The legislation introduces provisions that make it obligatory for all call center and customer service work contracted by state agencies to be conducted exclusively within the United States. This is intended to safeguard jobs within the domestic labor market and limit offshoring of such operations, promoting job retention in Indiana. Additionally, if employers do not comply with notification requirements regarding relocation, they will face a seven-year ban on receiving state grants, loans, or tax credits.
Summary
Senate Bill 64 aims to enhance consumer protection for call center employees and specify state policies regarding the relocation of call centers. Effective July 1, 2026, the bill mandates that any business intending to move a call center from Indiana to a foreign country must notify the Indiana Economic Development Corporation (IEDC) at least 120 days before the relocation.
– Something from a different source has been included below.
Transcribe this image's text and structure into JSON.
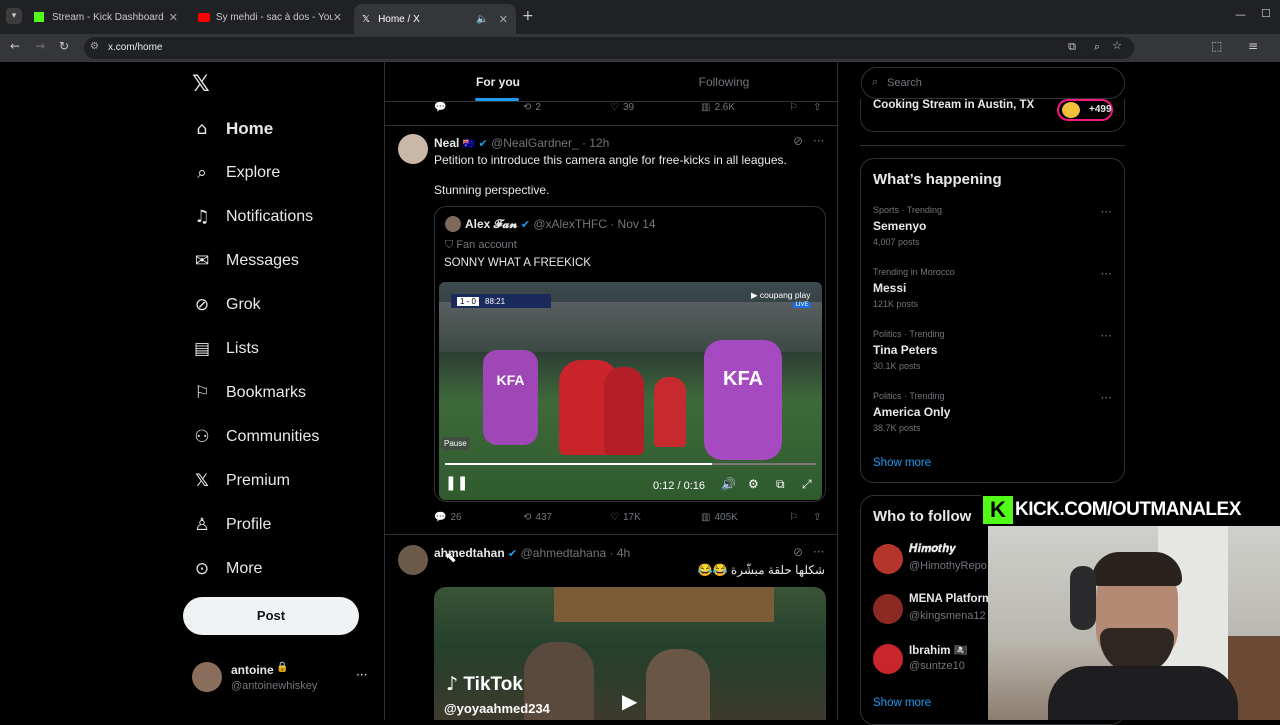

This requirement seeks to provide oversight on significant business changes that may impact local employment levels.
Contention
While proponents of the bill argue it will protect Indiana jobs and support local economies, potential opponents express concerns over its implications for businesses. Critics might argue that the strict limitation on outsourcing could adversely affect operational flexibility for companies that rely on a global workforce to manage their customer service functions effectively. Furthermore, the requirement that employers perform state-related work within U.S. borders may lead to increased costs or reduced competition in the market, which could ultimately impact consumers.